Teldin turned the weapon over. A metal lever as long as his forearm ran along the underside of the crossbow. Its pivot point was within the wooden stock, directly under where the bowstring rested when the bow wasn’t cocked. The other end of the lever was underneath the butt of the weapon. A recess in the wood gave enough space – just! – for Teldin’s fingers to wrap around the lever.
“Put the nose of the weapon on the ground,” the young gnome continued. “Grab the butt with one hand, the lever with the other, and pull.”
Teldin did as he was instructed. As he moved the lever, he saw a hooked metal finger rise out of a groove in the wood, directly beneath the bowstring. Presumably, the finger was the other end of the lever. The hook caught the bowstring and started to draw it back. It was still an effort, but now Teldin had leverage – and the fact that he could use both his arms and the strong muscles of his back – to help him. With a metal
lic snick, the bowstring caught on the tang and held fast.

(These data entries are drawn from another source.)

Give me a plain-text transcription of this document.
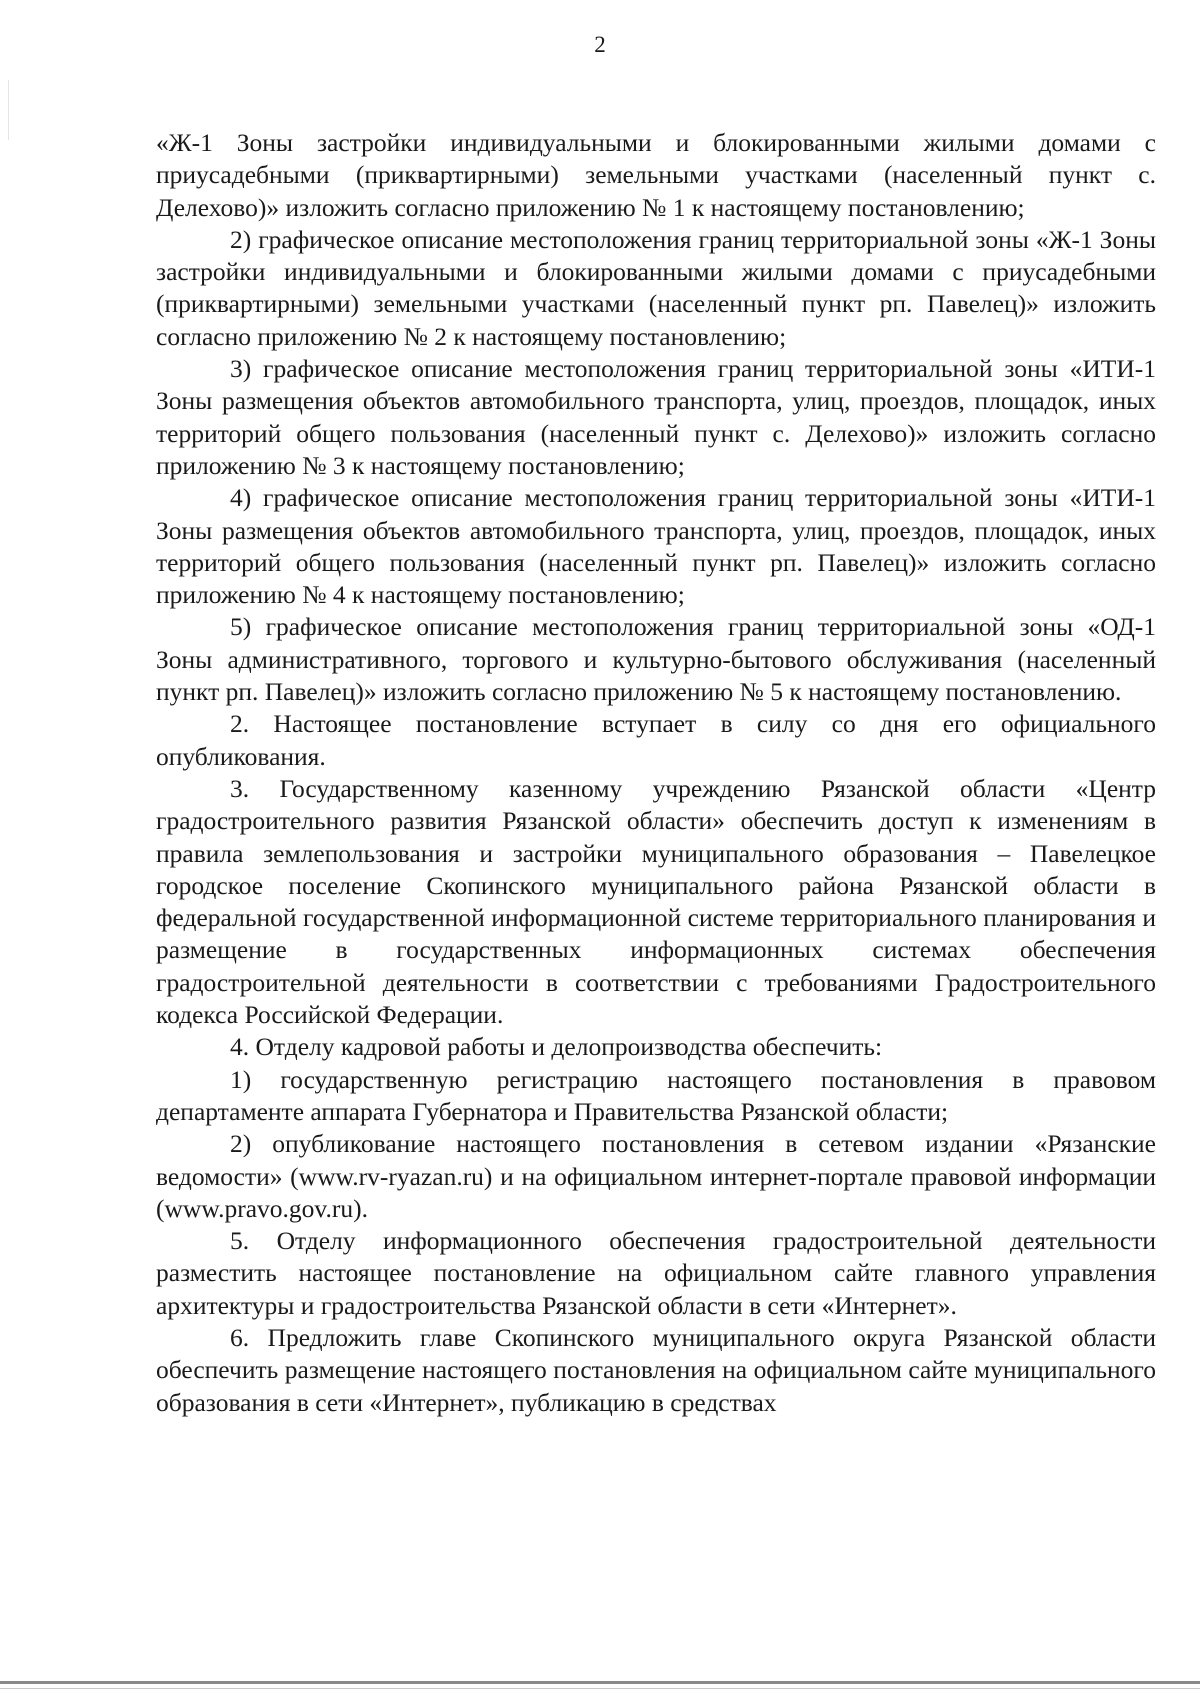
2

«Ж-1 Зоны застройки индивидуальными и блокированными жилыми домами с приусадебными (приквартирными) земельными участками (населенный пункт с. Делехово)» изложить согласно приложению № 1 к настоящему постановлению;

2) графическое описание местоположения границ территориальной зоны «Ж-1 Зоны застройки индивидуальными и блокированными жилыми домами с приусадебными (приквартирными) земельными участками (населенный пункт рп. Павелец)» изложить согласно приложению № 2 к настоящему постановлению;

3) графическое описание местоположения границ территориальной зоны «ИТИ-1 Зоны размещения объектов автомобильного транспорта, улиц, проездов, площадок, иных территорий общего пользования (населенный пункт с. Делехово)» изложить согласно приложению № 3 к настоящему постановлению;

4) графическое описание местоположения границ территориальной зоны «ИТИ-1 Зоны размещения объектов автомобильного транспорта, улиц, проездов, площадок, иных территорий общего пользования (населенный пункт рп. Павелец)» изложить согласно приложению № 4 к настоящему постановлению;

5) графическое описание местоположения границ территориальной зоны «ОД-1 Зоны административного, торгового и культурно-бытового обслуживания (населенный пункт рп. Павелец)» изложить согласно приложению № 5 к настоящему постановлению.

2. Настоящее постановление вступает в силу со дня его официального опубликования.

3. Государственному казенному учреждению Рязанской области «Центр градостроительного развития Рязанской области» обеспечить доступ к изменениям в правила землепользования и застройки муниципального образования – Павелецкое городское поселение Скопинского муниципального района Рязанской области в федеральной государственной информационной системе территориального планирования и размещение в государственных информационных системах обеспечения градостроительной деятельности в соответствии с требованиями Градостроительного кодекса Российской Федерации.

4. Отделу кадровой работы и делопроизводства обеспечить:

1) государственную регистрацию настоящего постановления в правовом департаменте аппарата Губернатора и Правительства Рязанской области;

2) опубликование настоящего постановления в сетевом издании «Рязанские ведомости» (www.rv-ryazan.ru) и на официальном интернет-портале правовой информации (www.pravo.gov.ru).

5. Отделу информационного обеспечения градостроительной деятельности разместить настоящее постановление на официальном сайте главного управления архитектуры и градостроительства Рязанской области в сети «Интернет».

6. Предложить главе Скопинского муниципального округа Рязанской области обеспечить размещение настоящего постановления на официальном сайте муниципального образования в сети «Интернет», публикацию в средствах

Teldin returned the lever to its original position and hefted the cocked weapon.
“Now the quarrel.” It was Miggins again. Apparently Dana didn’t even consider him worth talking to.
“I know that much,” he said dryly.
The quarrel was short and brutal, with only the smallest amount of fletching, but with a wickedly sharp head like crossed razors. He seated the missile in the groove ahead of the bowstring. “Now?”

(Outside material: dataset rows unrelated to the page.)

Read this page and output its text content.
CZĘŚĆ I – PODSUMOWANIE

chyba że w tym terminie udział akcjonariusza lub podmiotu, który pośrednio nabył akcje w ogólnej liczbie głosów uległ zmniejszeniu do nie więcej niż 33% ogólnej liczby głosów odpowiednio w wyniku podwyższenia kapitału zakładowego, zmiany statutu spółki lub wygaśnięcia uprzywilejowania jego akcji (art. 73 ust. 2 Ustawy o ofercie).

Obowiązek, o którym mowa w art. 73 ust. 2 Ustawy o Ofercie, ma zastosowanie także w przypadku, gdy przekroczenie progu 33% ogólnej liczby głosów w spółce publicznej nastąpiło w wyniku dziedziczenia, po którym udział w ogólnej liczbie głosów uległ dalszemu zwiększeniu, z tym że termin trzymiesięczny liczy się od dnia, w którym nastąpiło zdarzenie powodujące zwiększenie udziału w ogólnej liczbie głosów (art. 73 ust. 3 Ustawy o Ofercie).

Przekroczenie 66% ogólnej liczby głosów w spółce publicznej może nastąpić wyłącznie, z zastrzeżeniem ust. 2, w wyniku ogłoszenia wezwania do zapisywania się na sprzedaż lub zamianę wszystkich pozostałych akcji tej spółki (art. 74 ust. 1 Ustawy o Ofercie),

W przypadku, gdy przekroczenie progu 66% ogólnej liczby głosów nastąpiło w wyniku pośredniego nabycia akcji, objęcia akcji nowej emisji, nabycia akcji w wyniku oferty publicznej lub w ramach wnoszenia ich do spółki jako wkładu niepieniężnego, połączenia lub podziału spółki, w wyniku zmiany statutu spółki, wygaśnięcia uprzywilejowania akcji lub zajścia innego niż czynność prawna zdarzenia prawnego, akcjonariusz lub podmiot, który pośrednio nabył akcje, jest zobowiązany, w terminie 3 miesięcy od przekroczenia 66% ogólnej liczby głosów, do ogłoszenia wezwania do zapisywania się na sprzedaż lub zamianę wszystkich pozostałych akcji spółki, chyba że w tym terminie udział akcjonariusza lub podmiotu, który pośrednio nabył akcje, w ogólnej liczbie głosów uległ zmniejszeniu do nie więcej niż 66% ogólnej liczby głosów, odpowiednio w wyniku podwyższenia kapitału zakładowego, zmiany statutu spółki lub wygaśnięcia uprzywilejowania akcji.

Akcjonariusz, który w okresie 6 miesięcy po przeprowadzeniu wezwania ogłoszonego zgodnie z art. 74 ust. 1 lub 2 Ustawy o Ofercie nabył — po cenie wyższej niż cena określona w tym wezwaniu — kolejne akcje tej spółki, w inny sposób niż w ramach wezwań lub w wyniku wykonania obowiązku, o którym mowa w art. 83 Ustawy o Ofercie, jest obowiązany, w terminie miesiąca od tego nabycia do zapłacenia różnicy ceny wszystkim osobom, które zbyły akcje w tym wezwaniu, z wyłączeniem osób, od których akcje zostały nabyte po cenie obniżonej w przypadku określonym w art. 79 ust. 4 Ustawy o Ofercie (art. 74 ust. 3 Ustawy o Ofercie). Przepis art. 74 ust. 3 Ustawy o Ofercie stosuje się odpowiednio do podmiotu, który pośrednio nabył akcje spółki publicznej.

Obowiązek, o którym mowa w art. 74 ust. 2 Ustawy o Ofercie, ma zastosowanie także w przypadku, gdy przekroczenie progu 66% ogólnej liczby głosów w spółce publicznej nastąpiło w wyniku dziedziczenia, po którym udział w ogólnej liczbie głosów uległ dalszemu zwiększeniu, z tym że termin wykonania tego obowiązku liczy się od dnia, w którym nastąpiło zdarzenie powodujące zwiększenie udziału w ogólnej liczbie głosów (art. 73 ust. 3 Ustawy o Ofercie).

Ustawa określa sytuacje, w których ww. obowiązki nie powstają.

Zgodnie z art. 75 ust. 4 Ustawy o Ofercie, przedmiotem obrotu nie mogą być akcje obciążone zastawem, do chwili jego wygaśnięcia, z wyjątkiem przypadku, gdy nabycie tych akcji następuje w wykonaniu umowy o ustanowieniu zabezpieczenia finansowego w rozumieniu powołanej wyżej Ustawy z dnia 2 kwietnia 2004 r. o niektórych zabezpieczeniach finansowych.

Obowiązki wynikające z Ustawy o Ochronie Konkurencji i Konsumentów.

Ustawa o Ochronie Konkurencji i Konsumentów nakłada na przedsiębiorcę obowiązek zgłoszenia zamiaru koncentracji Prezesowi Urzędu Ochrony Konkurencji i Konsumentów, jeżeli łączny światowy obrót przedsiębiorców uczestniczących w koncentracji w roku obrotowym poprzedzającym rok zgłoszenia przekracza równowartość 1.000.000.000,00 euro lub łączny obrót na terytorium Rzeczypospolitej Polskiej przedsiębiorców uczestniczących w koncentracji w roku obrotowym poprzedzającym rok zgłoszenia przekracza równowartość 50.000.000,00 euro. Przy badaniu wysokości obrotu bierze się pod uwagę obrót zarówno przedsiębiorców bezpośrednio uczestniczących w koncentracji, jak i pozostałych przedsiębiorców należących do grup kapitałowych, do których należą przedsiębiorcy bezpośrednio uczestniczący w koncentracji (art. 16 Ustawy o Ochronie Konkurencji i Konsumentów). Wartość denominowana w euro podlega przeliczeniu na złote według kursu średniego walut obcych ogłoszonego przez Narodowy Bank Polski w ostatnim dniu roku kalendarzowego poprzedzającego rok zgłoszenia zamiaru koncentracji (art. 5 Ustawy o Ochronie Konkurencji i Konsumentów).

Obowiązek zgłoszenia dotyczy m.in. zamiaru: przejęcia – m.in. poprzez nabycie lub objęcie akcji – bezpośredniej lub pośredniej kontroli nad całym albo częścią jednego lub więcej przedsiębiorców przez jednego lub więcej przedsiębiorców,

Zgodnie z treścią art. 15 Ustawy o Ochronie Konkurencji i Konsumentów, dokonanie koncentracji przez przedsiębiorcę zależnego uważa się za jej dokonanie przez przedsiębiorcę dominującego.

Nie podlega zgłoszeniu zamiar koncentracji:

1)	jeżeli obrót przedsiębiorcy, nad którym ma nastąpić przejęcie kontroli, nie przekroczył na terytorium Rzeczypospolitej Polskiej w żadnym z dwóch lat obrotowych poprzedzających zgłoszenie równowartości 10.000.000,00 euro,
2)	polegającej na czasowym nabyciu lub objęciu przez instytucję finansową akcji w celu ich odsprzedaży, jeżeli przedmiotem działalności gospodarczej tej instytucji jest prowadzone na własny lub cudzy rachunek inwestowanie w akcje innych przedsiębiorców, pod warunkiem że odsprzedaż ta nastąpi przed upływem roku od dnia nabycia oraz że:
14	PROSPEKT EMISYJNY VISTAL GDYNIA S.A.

“Left hand under the stock, right hand down by the trigger,” Miggins directed. “Now put it against your shoulder.”
“Which shoulder?”
The young gnome’s control started to slip. “Whichever feels most natural, for the gods’ sake,” he snapped. “Just do it.”
“Ready?” That was Horvath.
Teldin shrank the cloak so it was little more than a band of fabric around the back of his neck, then he took a deep breath, held it for half a dozen heartbeats, and let it out in a hissing sigh. “Relaxation ritual,” he heard his grandfather’s voice savin his mind. “Practice so you can do it anywhere, anytime.” He wondered what his grandfather would think if he knew his teachings were being taken out of this world? “Ready,” he answered Horvath flatly.

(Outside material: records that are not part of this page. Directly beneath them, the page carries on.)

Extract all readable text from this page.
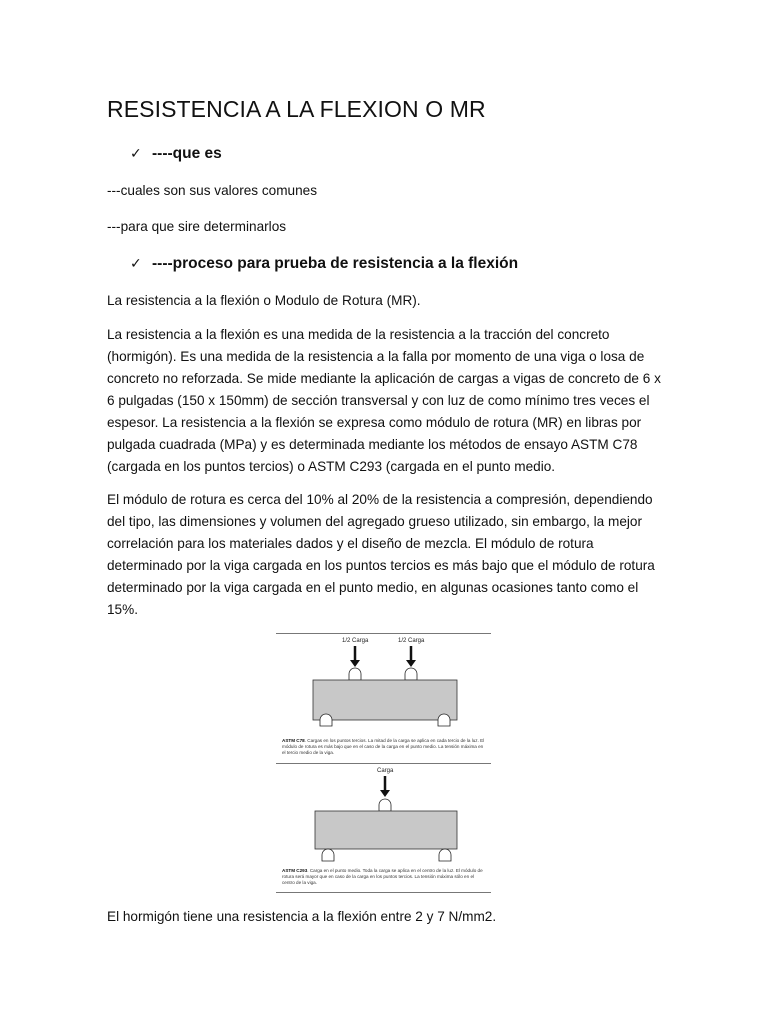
RESISTENCIA A LA FLEXION O MR
✓ ----que es
---cuales son sus valores comunes
---para que sire determinarlos
✓ ----proceso para prueba de resistencia a la flexión

La resistencia a la flexión o Modulo de Rotura (MR).

La resistencia a la flexión es una medida de la resistencia a la tracción del concreto (hormigón). Es una medida de la resistencia a la falla por momento de una viga o losa de concreto no reforzada. Se mide mediante la aplicación de cargas a vigas de concreto de 6 x 6 pulgadas (150 x 150mm) de sección transversal y con luz de como mínimo tres veces el espesor. La resistencia a la flexión se expresa como módulo de rotura (MR) en libras por pulgada cuadrada (MPa) y es determinada mediante los métodos de ensayo ASTM C78 (cargada en los puntos tercios) o ASTM C293 (cargada en el punto medio.

El módulo de rotura es cerca del 10% al 20% de la resistencia a compresión, dependiendo del tipo, las dimensiones y volumen del agregado grueso utilizado, sin embargo, la mejor correlación para los materiales dados y el diseño de mezcla. El módulo de rotura determinado por la viga cargada en los puntos tercios es más bajo que el módulo de rotura determinado por la viga cargada en el punto medio, en algunas ocasiones tanto como el 15%.

1/2 Carga	1/2 Carga
ASTM C78. Cargas en los puntos tercios. La mitad de la carga se aplica en cada tercio de la luz. El módulo de rotura es más bajo que en el caso de la carga en el punto medio. La tensión máxima en el tercio medio de la viga.
Carga
ASTM C293. Carga en el punto medio. Toda la carga se aplica en el centro de la luz. El módulo de rotura será mayor que en caso de la carga en los puntos tercios. La tensión máxima sólo en el centro de la viga.
El hormigón tiene una resistencia a la flexión entre 2 y 7 N/mm2.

Horvath nodded, his eyes still closed. “Oars, quarter roll to starboard.”
Miggins and Dana shifted their oars, as Teldin twisted on the thwart to face astern. The smooth wood of the crossbow was cool in his hands, its weight somehow reassuring. Once more the universe did its disconcerting pirouette around the longboat, and the wasp ship rose above the gunwale like an evil, angular moon. The pirate ship was close now, no more than a good dagger cast from the longboat, virtually point-blank range for the ballista mounted in the pirate vessel’s bow.
Somebody was readying that weapon now, cranking fast on a windlass, winching back the thick bowstring. The wasp was close enough for Teldin to make out the pirate’s loose-fitting white shirt, even the red bandanna holding his hair clear of his face. Teldin lifted the crossbow and jammed the curved butt into his left shoulder. He was almost certain this was wrong – he was “crossing his weapon” or something – but that was what seemed most natural.